Buffer ETFs Do Their Job, But Are They Worth It?

- Buffer ETFs are performing as advertised this year.
- Downside protection is paying off for some investors, but there are trade-offs.

sumit
Apr 17, 2025
Edited by: David Tony
Loading

Buffer ETFs are performing as advertised this year, offering a measure of downside protection for investors during what’s been a rocky year for markets.

The Innovator Equity Defined Protection ETF – 1 Yr Jan (ZJAN) is a case in point. 

The fund, which launched at the start of 2025, promised investors full downside protection over the calendar year, with the potential for gains of up to 7.5% if the market went up. That trade-off appealed to some conservative investors looking to stay invested in equities without taking on full market risk.

ZJAN Does Its Job

So far, the strategy has worked. ZJAN is down just 1.3% since its Jan. 2 launch, compared to a 10% drop for the SPDR S&P 500 ETF Trust (SPY). If markets continue to fall, ZJAN could decline a bit further. But assuming an investor holds the ETF through the end of the outcome period—Dec. 31—any losses should be fully offset by the built-in protection (aside from the fund’s 0.79% annual fee).

Innovator launched the ETF industry’s first 100% downside-protected buffer ETF in July 2023. That fund, which has a two-year outcome period ending in July 2025, is up 10.6% since its debut. That lags the 18.8% gain in SPY over the same time frame, but those returns have come with significantly lower volatility.

Are Buffer ETFs Worth It?

Still, some investors question the need for these products. After fees, ZJAN’s maximum return of 6.7% isn’t much higher than the 4.2% yield currently available on 12-month Treasury bills—returns that come with no risk. And while the return on T-bills is guaranteed, ZJAN’s capped return is only realized if the market ends the year in positive territory.

Even so, buffer ETFs remain popular. In most years, stocks go up, and these funds offer a way to capture some of that upside while muting potential downside.

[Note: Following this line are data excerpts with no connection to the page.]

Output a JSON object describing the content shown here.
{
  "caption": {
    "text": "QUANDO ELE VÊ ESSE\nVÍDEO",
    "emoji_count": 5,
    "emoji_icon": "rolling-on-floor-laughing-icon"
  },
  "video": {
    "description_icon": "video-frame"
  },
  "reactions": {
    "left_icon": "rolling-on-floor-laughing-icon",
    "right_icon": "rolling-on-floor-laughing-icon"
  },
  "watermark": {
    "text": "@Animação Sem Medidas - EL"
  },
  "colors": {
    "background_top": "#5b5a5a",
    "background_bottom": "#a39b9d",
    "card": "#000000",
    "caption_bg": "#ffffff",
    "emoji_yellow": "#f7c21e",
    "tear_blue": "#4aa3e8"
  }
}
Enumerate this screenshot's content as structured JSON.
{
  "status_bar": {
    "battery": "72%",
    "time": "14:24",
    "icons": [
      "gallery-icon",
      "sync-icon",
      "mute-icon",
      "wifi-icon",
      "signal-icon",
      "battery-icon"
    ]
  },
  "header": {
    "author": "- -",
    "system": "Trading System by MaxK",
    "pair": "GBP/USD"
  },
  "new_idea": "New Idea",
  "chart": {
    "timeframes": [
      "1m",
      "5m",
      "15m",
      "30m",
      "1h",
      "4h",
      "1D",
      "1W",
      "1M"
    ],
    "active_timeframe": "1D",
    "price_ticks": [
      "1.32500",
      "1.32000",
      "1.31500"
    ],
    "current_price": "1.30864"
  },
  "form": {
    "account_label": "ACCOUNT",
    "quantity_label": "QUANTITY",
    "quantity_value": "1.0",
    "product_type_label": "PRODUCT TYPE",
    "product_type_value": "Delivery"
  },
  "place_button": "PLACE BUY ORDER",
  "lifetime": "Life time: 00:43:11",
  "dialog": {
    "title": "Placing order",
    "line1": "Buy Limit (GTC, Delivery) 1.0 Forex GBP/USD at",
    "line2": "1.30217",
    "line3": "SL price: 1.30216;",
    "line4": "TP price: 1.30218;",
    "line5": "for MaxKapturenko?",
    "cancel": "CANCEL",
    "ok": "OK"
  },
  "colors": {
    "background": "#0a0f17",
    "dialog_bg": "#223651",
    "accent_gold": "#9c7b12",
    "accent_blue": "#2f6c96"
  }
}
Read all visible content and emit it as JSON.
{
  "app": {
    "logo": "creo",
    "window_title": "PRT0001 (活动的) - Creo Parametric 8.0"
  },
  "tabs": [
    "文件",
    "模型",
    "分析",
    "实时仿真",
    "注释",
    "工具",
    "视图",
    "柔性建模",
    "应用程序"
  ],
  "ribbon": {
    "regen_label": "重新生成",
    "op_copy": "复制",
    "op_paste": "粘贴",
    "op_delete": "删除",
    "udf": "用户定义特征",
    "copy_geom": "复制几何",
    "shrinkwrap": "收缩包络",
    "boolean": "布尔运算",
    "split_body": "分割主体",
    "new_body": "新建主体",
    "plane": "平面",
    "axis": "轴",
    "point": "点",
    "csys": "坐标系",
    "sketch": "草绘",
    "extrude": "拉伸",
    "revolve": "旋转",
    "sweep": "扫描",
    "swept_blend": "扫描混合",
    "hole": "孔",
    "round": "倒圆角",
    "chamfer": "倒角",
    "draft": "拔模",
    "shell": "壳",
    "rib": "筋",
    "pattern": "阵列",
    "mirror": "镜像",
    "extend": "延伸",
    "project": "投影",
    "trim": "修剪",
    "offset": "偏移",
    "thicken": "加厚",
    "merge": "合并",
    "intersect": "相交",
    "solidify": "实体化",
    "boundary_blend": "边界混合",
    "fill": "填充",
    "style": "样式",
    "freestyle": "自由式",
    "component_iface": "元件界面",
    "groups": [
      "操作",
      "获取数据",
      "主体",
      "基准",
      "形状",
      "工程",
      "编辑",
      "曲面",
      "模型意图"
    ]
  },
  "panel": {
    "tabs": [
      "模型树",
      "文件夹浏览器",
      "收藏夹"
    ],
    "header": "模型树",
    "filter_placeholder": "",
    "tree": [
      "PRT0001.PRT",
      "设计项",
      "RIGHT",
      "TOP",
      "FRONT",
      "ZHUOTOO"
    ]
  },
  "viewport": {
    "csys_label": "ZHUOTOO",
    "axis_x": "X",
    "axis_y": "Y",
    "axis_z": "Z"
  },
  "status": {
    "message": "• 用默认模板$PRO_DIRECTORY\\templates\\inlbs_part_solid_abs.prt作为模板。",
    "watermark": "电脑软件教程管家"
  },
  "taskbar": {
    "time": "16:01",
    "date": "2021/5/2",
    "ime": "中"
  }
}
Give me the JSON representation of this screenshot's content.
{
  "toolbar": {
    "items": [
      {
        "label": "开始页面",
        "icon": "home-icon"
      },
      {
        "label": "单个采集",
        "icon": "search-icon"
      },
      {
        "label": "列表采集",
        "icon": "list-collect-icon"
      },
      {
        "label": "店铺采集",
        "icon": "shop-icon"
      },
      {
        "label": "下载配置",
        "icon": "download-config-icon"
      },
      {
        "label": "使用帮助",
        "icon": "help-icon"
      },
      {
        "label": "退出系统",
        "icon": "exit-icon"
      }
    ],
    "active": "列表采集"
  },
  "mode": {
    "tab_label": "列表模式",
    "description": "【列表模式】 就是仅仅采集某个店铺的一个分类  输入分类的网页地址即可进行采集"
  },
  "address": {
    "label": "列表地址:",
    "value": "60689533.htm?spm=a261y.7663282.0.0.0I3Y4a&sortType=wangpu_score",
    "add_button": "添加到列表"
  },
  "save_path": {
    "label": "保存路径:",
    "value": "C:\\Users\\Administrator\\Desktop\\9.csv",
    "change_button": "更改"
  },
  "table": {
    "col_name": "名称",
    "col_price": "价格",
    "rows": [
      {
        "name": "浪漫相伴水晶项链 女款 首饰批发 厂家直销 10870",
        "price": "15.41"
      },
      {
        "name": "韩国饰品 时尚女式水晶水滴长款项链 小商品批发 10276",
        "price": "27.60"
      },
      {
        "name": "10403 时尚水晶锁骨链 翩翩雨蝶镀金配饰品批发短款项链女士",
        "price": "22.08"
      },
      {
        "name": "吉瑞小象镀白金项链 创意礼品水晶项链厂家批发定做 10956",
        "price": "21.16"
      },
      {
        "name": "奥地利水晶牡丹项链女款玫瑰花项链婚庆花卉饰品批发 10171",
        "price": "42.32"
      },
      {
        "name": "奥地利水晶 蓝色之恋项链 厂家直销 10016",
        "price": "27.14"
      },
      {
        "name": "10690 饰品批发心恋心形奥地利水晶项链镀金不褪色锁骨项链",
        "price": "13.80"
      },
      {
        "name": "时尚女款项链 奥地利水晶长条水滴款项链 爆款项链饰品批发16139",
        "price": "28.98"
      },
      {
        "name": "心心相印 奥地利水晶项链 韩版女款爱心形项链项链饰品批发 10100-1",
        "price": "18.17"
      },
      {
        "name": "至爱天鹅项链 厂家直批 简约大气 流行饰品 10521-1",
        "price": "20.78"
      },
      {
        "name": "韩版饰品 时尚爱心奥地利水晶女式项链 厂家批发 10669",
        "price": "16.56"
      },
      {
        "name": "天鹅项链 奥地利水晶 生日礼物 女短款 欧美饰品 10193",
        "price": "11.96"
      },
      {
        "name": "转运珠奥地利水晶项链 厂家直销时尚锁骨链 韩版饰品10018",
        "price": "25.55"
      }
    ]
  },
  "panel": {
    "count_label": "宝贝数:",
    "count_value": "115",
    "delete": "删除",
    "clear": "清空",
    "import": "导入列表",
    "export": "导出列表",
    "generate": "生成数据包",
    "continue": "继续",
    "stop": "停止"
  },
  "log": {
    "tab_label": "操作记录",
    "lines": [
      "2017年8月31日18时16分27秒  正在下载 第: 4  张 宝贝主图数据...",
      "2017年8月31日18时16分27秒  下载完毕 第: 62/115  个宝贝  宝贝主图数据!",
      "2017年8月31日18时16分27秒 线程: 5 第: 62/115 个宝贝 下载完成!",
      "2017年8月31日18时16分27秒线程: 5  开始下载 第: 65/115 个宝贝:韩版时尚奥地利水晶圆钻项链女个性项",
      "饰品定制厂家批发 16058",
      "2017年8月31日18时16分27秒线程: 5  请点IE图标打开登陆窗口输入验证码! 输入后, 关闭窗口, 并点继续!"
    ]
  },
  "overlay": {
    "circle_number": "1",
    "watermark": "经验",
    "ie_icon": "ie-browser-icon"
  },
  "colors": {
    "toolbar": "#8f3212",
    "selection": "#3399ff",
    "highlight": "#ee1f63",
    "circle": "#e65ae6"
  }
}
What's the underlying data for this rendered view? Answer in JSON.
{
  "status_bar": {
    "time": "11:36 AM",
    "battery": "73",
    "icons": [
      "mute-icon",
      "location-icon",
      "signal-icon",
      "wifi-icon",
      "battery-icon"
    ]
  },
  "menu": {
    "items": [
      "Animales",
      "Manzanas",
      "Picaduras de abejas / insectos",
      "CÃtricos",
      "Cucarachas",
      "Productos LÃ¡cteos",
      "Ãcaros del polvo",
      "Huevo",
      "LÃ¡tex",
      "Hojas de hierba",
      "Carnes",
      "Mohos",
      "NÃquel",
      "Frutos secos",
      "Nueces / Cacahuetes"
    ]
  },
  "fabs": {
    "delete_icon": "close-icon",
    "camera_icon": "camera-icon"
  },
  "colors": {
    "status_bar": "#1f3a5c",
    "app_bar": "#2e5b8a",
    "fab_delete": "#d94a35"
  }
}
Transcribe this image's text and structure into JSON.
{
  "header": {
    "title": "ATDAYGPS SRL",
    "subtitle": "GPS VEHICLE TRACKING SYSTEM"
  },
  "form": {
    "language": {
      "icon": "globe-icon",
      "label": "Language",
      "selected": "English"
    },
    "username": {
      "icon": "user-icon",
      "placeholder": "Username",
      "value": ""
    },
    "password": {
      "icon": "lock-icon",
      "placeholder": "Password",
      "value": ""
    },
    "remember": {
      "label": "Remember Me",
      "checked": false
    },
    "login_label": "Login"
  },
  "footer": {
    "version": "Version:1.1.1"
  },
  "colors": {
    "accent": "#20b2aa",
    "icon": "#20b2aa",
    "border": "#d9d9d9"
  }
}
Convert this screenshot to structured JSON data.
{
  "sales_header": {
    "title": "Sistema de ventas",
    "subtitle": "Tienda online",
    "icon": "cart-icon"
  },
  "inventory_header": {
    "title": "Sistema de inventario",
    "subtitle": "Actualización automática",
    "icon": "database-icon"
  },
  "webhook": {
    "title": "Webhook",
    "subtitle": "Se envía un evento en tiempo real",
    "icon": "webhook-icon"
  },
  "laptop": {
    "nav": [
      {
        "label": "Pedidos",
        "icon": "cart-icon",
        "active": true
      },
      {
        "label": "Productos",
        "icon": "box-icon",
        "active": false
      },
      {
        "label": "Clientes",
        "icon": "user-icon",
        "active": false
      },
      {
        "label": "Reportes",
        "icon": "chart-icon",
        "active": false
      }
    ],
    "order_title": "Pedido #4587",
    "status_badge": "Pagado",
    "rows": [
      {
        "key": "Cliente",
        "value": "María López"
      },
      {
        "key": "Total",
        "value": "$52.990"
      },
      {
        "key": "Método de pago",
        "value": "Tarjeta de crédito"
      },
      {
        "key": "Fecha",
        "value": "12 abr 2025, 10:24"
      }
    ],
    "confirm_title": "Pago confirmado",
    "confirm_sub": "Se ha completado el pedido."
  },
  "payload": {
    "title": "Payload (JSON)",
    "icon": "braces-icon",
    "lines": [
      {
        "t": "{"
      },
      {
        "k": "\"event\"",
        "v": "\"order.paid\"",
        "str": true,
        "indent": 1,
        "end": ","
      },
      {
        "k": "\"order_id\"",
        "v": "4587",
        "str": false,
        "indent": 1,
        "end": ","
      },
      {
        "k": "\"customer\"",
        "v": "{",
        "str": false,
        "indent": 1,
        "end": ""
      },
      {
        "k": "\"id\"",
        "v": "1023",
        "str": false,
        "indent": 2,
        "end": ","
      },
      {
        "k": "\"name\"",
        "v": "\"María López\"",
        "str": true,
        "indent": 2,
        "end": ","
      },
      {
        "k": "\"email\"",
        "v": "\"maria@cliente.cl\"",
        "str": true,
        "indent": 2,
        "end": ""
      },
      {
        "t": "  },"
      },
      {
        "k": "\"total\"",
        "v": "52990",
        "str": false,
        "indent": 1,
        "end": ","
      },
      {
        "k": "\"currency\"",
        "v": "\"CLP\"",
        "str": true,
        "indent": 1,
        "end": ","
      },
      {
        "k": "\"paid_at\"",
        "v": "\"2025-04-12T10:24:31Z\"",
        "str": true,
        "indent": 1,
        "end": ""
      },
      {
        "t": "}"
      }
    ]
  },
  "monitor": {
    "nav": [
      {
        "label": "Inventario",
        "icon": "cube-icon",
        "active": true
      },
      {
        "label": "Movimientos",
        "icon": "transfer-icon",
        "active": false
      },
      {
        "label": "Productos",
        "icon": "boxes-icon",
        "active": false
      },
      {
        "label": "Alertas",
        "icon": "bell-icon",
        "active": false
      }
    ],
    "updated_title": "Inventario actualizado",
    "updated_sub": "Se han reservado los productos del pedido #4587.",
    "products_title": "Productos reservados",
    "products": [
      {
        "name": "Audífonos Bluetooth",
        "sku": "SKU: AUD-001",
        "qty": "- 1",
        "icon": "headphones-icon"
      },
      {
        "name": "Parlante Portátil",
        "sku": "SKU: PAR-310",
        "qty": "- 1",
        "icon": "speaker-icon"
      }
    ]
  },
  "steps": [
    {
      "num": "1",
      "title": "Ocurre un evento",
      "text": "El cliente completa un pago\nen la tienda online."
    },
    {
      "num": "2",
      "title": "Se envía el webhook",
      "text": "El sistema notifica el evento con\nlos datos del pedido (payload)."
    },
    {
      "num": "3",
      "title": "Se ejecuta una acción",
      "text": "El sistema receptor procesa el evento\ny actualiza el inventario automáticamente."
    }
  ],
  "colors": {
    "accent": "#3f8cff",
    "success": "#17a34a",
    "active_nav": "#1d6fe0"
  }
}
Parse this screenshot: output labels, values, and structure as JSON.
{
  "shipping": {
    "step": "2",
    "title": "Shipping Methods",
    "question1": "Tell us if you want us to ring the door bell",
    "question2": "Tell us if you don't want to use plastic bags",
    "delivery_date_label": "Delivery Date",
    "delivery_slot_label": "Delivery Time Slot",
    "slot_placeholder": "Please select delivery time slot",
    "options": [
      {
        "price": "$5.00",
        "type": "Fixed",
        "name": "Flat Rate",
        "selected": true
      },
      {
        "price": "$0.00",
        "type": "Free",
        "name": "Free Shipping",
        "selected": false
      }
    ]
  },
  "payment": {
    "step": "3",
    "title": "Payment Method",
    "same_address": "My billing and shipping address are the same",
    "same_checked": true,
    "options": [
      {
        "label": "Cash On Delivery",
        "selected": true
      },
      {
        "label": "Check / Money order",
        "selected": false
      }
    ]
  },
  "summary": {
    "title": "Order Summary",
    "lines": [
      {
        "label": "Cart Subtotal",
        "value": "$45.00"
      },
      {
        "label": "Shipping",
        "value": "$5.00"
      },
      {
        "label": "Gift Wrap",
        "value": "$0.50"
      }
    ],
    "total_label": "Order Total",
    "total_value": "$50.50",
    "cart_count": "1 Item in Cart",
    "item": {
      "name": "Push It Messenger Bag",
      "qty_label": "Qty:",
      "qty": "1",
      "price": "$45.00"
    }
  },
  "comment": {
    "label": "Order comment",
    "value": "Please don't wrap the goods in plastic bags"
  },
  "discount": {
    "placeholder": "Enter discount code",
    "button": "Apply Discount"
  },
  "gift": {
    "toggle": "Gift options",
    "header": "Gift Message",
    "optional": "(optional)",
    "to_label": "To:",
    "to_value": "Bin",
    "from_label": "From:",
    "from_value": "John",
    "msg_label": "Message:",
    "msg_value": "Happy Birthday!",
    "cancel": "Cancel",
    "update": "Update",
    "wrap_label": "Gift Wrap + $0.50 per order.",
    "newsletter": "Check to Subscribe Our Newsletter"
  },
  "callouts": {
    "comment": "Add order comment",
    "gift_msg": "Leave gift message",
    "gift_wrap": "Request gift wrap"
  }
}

Some buffer ETFs also offer higher upside caps for those willing to take on a bit more risk. The Innovator U.S. Equity Buffer ETF – January (BJAN), for example, has a 2025 outcome period with a starting upside cap of 15.5% and a 9% downside buffer. That trade-off may appeal to investors who want to stay in the market but are looking for some protection against moderate losses.

As it stands, BJAN is down 7.2% year to date. If the S&P 500 finished the year around current levels, the fund would deliver a modest loss, just shy of 2%, thanks to the built-in buffer. But like all buffer ETFs, the strategy only works as designed if held for the entire outcome period.